What type of event does a Counter primarily count in digital electronics?

Clock signals

Which register is responsible for holding the address of the next instruction to be executed in a CPU?

Address Register (AR)

What role does an Up counter play during counting events?

Increase count for every rising edge of clock

What distinguishes a Synchronous Counter from an Asynchronous Counter?

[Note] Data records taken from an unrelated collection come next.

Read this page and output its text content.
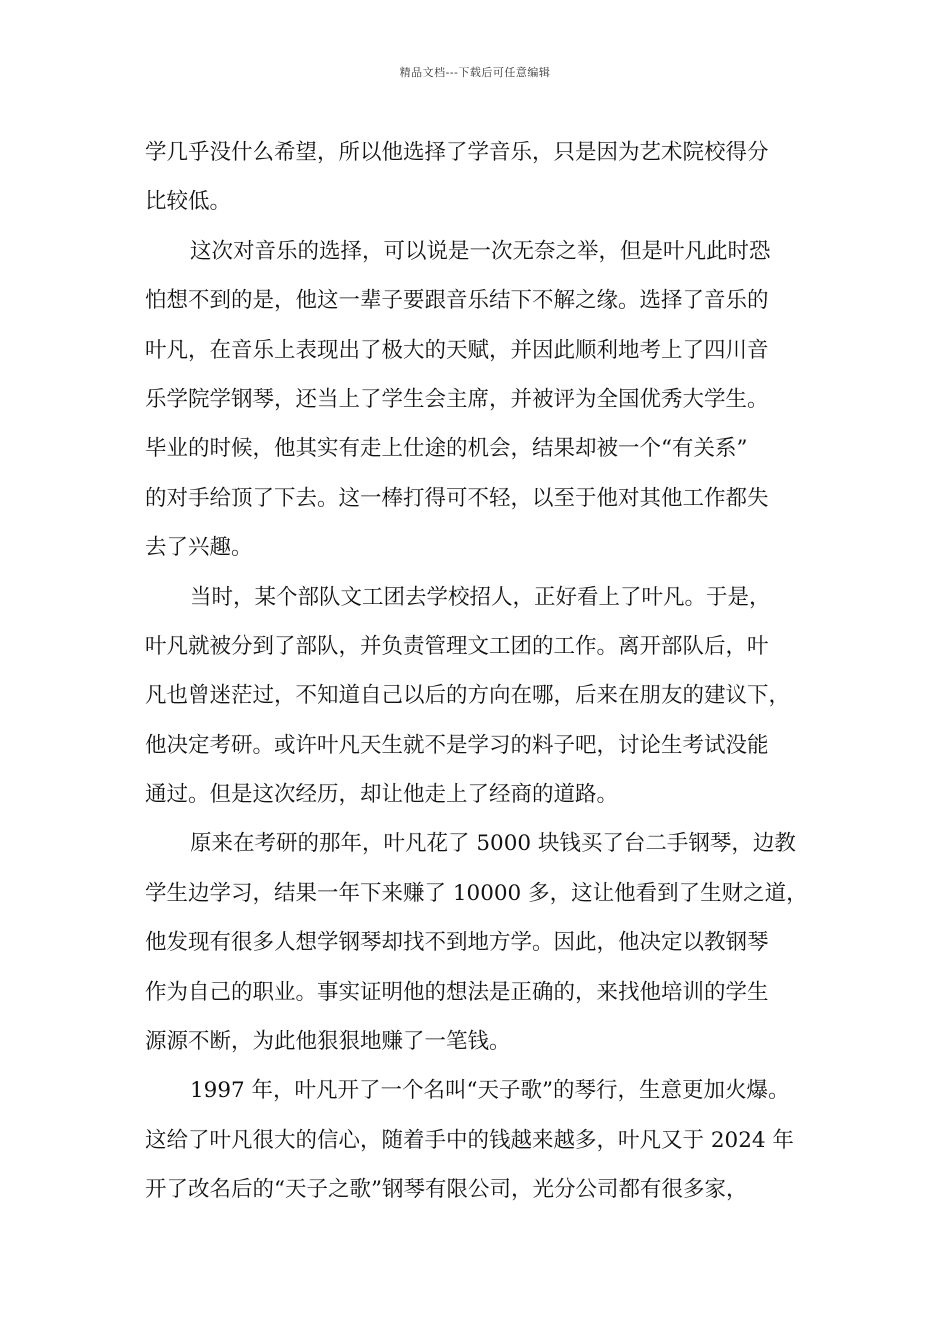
精品文档---下载后可任意编辑
学几乎没什么希望，所以他选择了学音乐，只是因为艺术院校得分
比较低。
这次对音乐的选择，可以说是一次无奈之举，但是叶凡此时恐
怕想不到的是，他这一辈子要跟音乐结下不解之缘。选择了音乐的
叶凡，在音乐上表现出了极大的天赋，并因此顺利地考上了四川音
乐学院学钢琴，还当上了学生会主席，并被评为全国优秀大学生。
毕业的时候，他其实有走上仕途的机会，结果却被一个“有关系”
的对手给顶了下去。这一棒打得可不轻，以至于他对其他工作都失
去了兴趣。
当时，某个部队文工团去学校招人，正好看上了叶凡。于是，
叶凡就被分到了部队，并负责管理文工团的工作。离开部队后，叶
凡也曾迷茫过，不知道自己以后的方向在哪，后来在朋友的建议下，
他决定考研。或许叶凡天生就不是学习的料子吧，讨论生考试没能
通过。但是这次经历，却让他走上了经商的道路。
原来在考研的那年，叶凡花了 5000 块钱买了台二手钢琴，边教
学生边学习，结果一年下来赚了 10000 多，这让他看到了生财之道，
他发现有很多人想学钢琴却找不到地方学。因此，他决定以教钢琴
作为自己的职业。事实证明他的想法是正确的，来找他培训的学生
源源不断，为此他狠狠地赚了一笔钱。
1997 年，叶凡开了一个名叫“天子歌”的琴行，生意更加火爆。
这给了叶凡很大的信心，随着手中的钱越来越多，叶凡又于 2024 年
开了改名后的“天子之歌”钢琴有限公司，光分公司都有很多家，
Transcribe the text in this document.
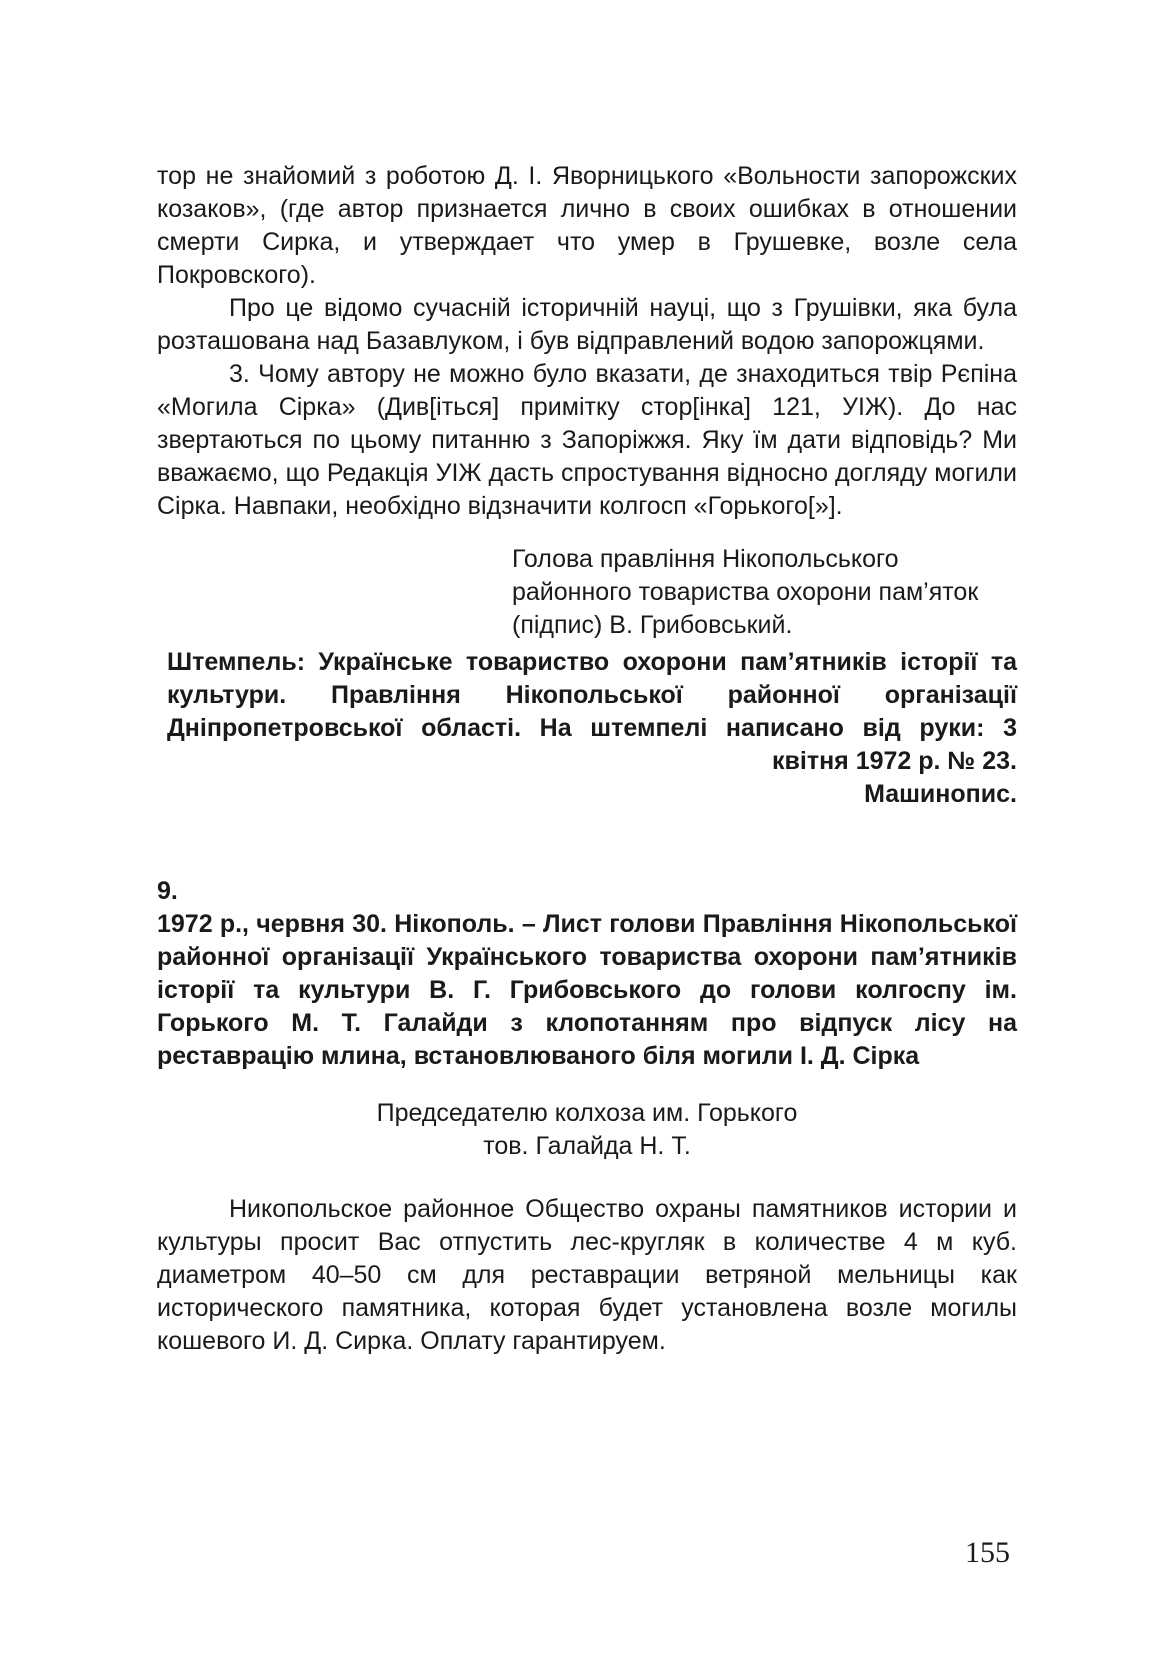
тор не знайомий з роботою Д. І. Яворницького «Вольности запорожских козаков», (где автор признается лично в своих ошибках в отношении смерти Сирка, и утверждает что умер в Грушевке, возле села Покровского).

Про це відомо сучасній історичній науці, що з Грушівки, яка була розташована над Базавлуком, і був відправлений водою запорожцями.

3. Чому автору не можно було вказати, де знаходиться твір Рєпіна «Могила Сірка» (Див[іться] примітку стор[інка] 121, УІЖ). До нас звертаються по цьому питанню з Запоріжжя. Яку їм дати відповідь? Ми вважаємо, що Редакція УІЖ дасть спростування відносно догляду могили Сірка. Навпаки, необхідно відзначити колгосп «Горького[»].

Голова правління Нікопольського
районного товариства охорони пам’яток
(підпис) В. Грибовський.

Штемпель: Українське товариство охорони пам’ятників історії та культури. Правління Нікопольської районної організації Дніпропетровської області. На штемпелі написано від руки: 3 квітня 1972 р. № 23.

Машинопис.

9.

1972 р., червня 30. Нікополь. – Лист голови Правління Нікопольської районної організації Українського товариства охорони пам’ятників історії та культури В. Г. Грибовського до голови колгоспу ім. Горького М. Т. Галайди з клопотанням про відпуск лісу на реставрацію млина, встановлюваного біля могили І. Д. Сірка

Председателю колхоза им. Горького
тов. Галайда Н. Т.

Никопольское районное Общество охраны памятников истории и культуры просит Вас отпустить лес-кругляк в количестве 4 м куб. диаметром 40–50 см для реставрации ветряной мельницы как исторического памятника, которая будет установлена возле могилы кошевого И. Д. Сирка. Оплату гарантируем.

155
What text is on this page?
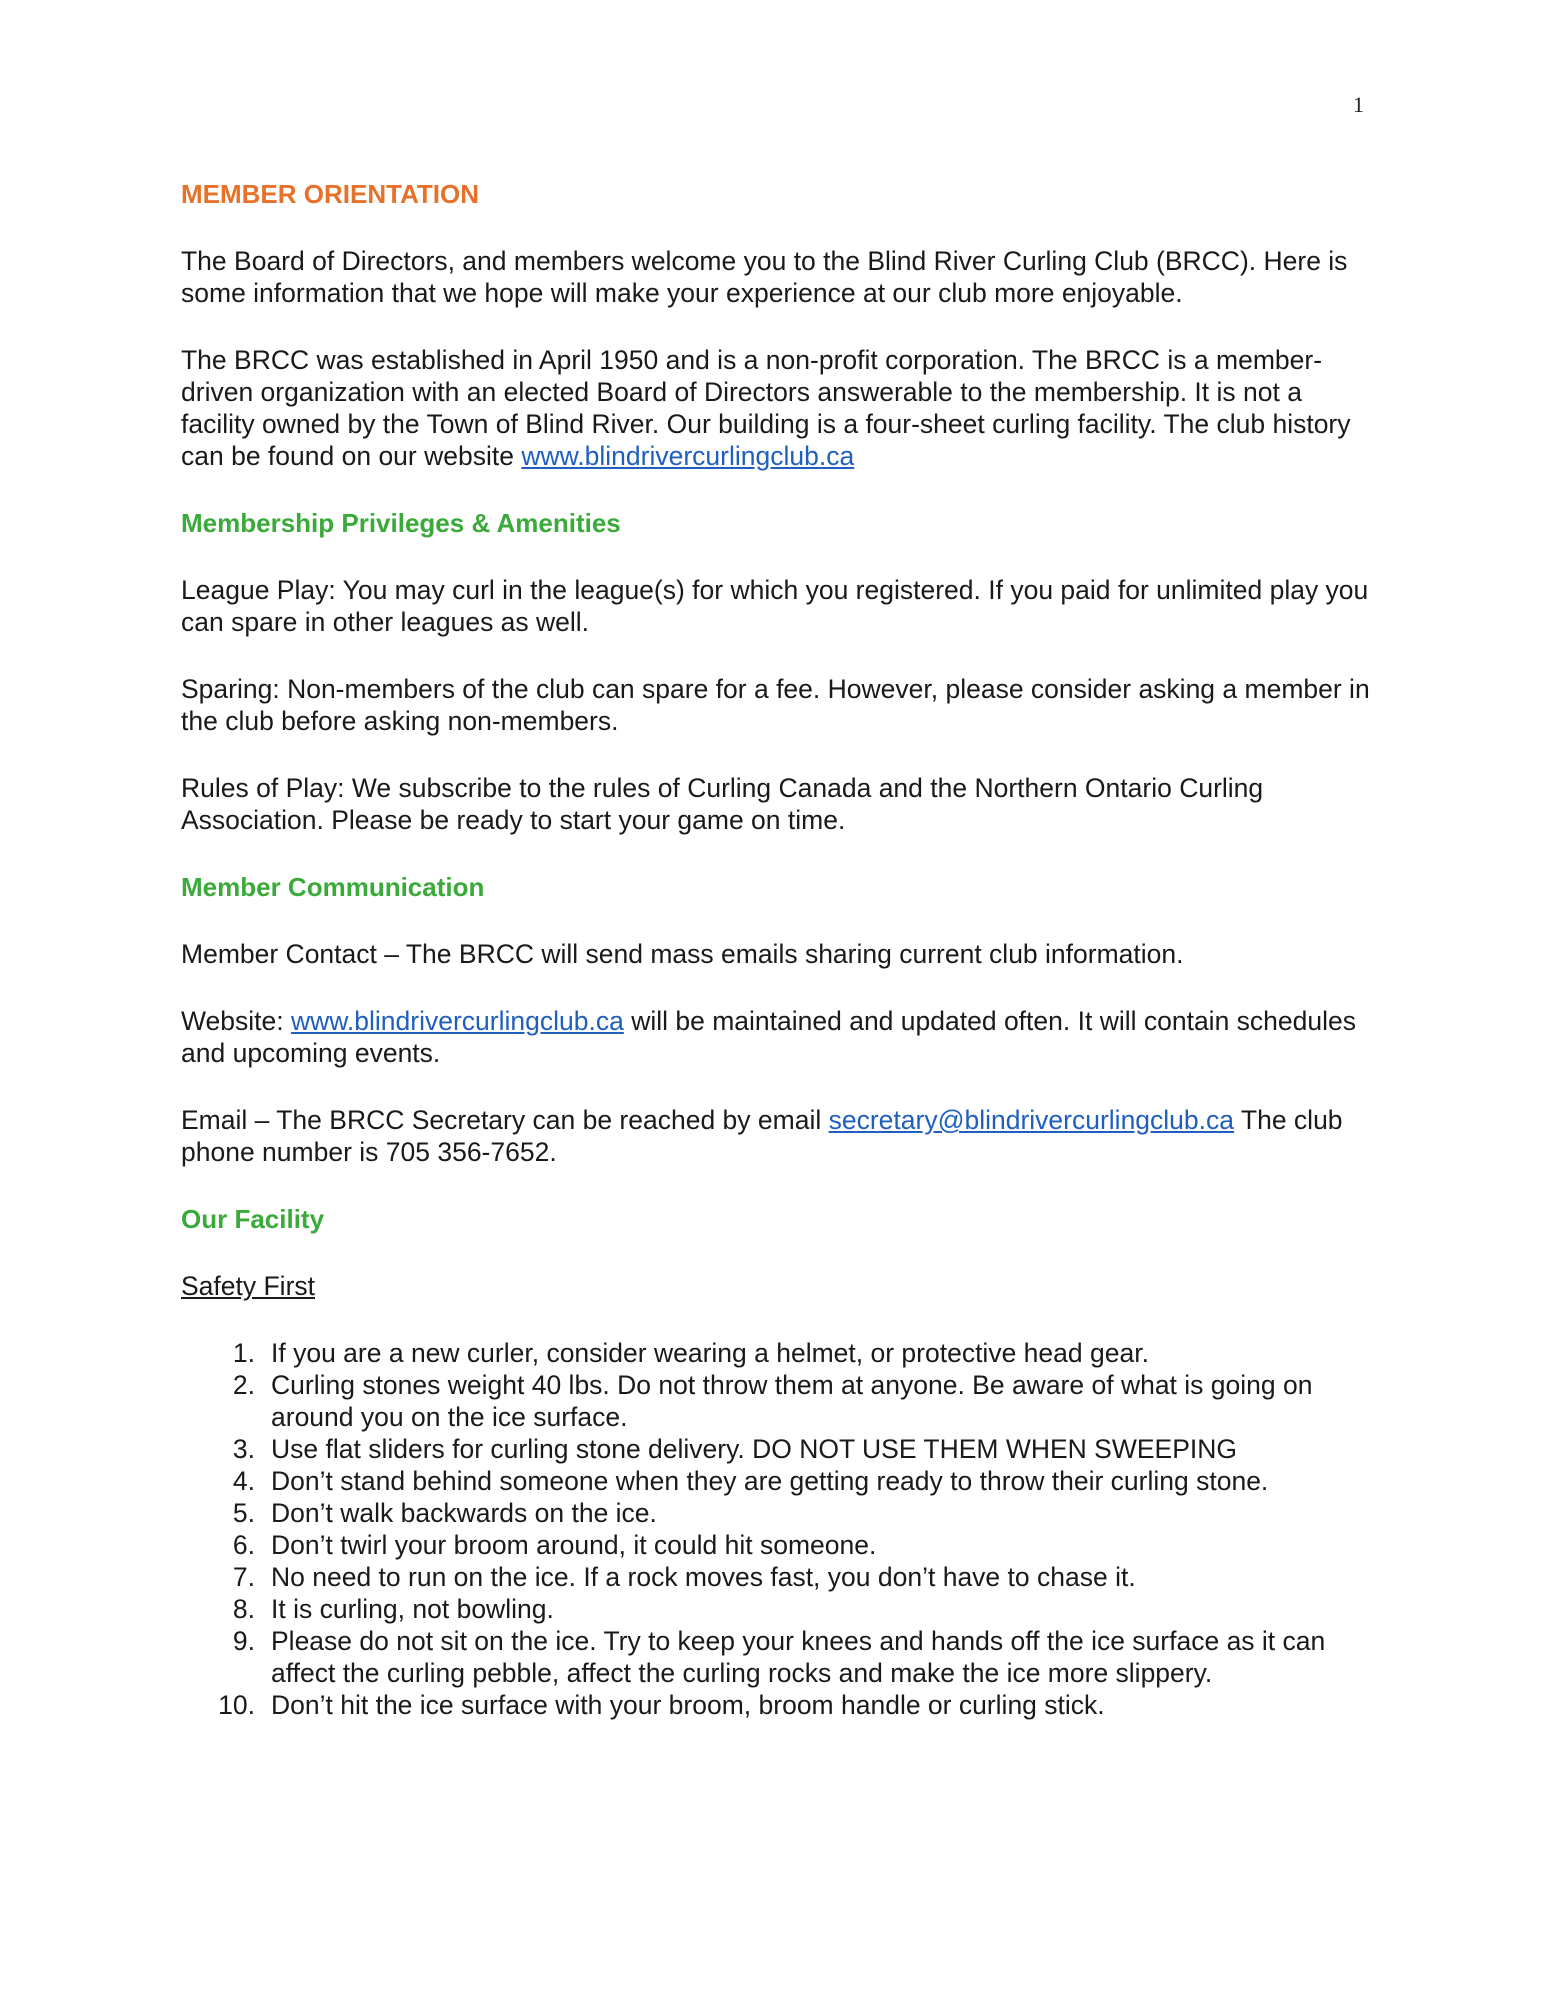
1
MEMBER ORIENTATION

The Board of Directors, and members welcome you to the Blind River Curling Club (BRCC). Here is some information that we hope will make your experience at our club more enjoyable.

The BRCC was established in April 1950 and is a non-profit corporation. The BRCC is a member-driven organization with an elected Board of Directors answerable to the membership. It is not a facility owned by the Town of Blind River. Our building is a four-sheet curling facility. The club history can be found on our website www.blindrivercurlingclub.ca

Membership Privileges & Amenities

League Play: You may curl in the league(s) for which you registered. If you paid for unlimited play you can spare in other leagues as well.

Sparing: Non-members of the club can spare for a fee. However, please consider asking a member in the club before asking non-members.

Rules of Play: We subscribe to the rules of Curling Canada and the Northern Ontario Curling Association. Please be ready to start your game on time.

Member Communication

Member Contact – The BRCC will send mass emails sharing current club information.

Website: www.blindrivercurlingclub.ca will be maintained and updated often. It will contain schedules and upcoming events.

Email – The BRCC Secretary can be reached by email secretary@blindrivercurlingclub.ca The club phone number is 705 356-7652.

Our Facility

Safety First

1. If you are a new curler, consider wearing a helmet, or protective head gear.
2. Curling stones weight 40 lbs. Do not throw them at anyone. Be aware of what is going on around you on the ice surface.
3. Use flat sliders for curling stone delivery. DO NOT USE THEM WHEN SWEEPING
4. Don’t stand behind someone when they are getting ready to throw their curling stone.
5. Don’t walk backwards on the ice.
6. Don’t twirl your broom around, it could hit someone.
7. No need to run on the ice. If a rock moves fast, you don’t have to chase it.
8. It is curling, not bowling.
9. Please do not sit on the ice. Try to keep your knees and hands off the ice surface as it can affect the curling pebble, affect the curling rocks and make the ice more slippery.
10. Don’t hit the ice surface with your broom, broom handle or curling stick.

Use of a single global clock for all flip-flops in Asynchronous

Study Notes

Synchronous Counter vs Asynchronous Counter

• Synchronous counter can operate on higher frequency than asynchronous counter as it doesn't have cumulative delay because of the same clock given to each flip-flop.
• Also known as parallel counter.

Instruction Cycle

• A program in a computer's memory unit consists of a sequence of instructions.
• The processor executes these instructions by going through a cycle for each instruction.
• The instruction cycle consists of the following phases:
  • Fetch instruction from memory.
  • Decode the instruction.
  • Read the effective address from memory.
  • Execute the instruction.

Input-Output Configuration

• Input-output devices act as an interface between the machine and the user.
• Instructions and data stored in memory come from some input device.
• Results are displayed to the user through some output device.

Instruction Format

• Instruction includes a set of operation codes and operands that manage with the operation codes.
• Instruction format supports the design of bits in an instruction.
• Contains fields including opcode, operands, and addressing mode.
• Instruction length is generally preserved in multiples of the character length, which is 8 bits.

Registers

• Registers are a type of computer memory used to quickly accept, store, and transfer data and instructions.
• Registers used by the CPU are often termed as Processor registers.
• A processor register may hold an instruction, a storage address, or any data.
• Different registers used in computer:
  • OUTR (8-bit): Output register that holds output character.
  • INPR (8-bit): Input register that holds input character.
  • PC (12-bit): Program Counter that holds the address of the instruction.
  • AR (12-bit): Address Register that holds an address for memory.
  • DR (16-bit): Data Register that holds memory operand.
  • AC (16-bit): Accumulator that holds the result of an operation.

Counter

• A counter is a device that stores (and sometimes displays) the number of times a particular event or process has occurred.
• Counters are used in digital electronics for counting purposes.
• Counters can count specific events happening in the circuit.
• They can also be designed to follow a certain sequence based on design.
• Counters are sequential circuits that count the number of pulses, can be either in binary code or BCD form.
• Main properties of a counter are timing, sequencing, and counting.
• Counters can be used as frequency dividers where the frequency of a given pulse waveform is divided.
• Counters work in two modes: Up counter and Down counter.

Types of Counters

• Asynchronous Counter: doesn't use a universal clock, only the first flip-flop is driven by the main clock, and the clock input of the rest of the following flip-flops is driven by the output of previous flip-flops.
• Synchronous Counter: has one global clock that drives each flip-flop, so output changes in parallel.

Flip Flops

• J-K Flip Flop: has Clock (CLK), Clear (CLR), and Preset (PR) inputs.
• D Flip Flop: used in synchronous counters.
• T Flip Flop: used in counters.

Description

Learn about the advantages of synchronous counter over asynchronous counter, including its ability to operate on higher frequencies without cumulative delay. Explore how synchronous counters are also referred to as parallel counters. Understand the function of the Instruction Cycle in computer programs.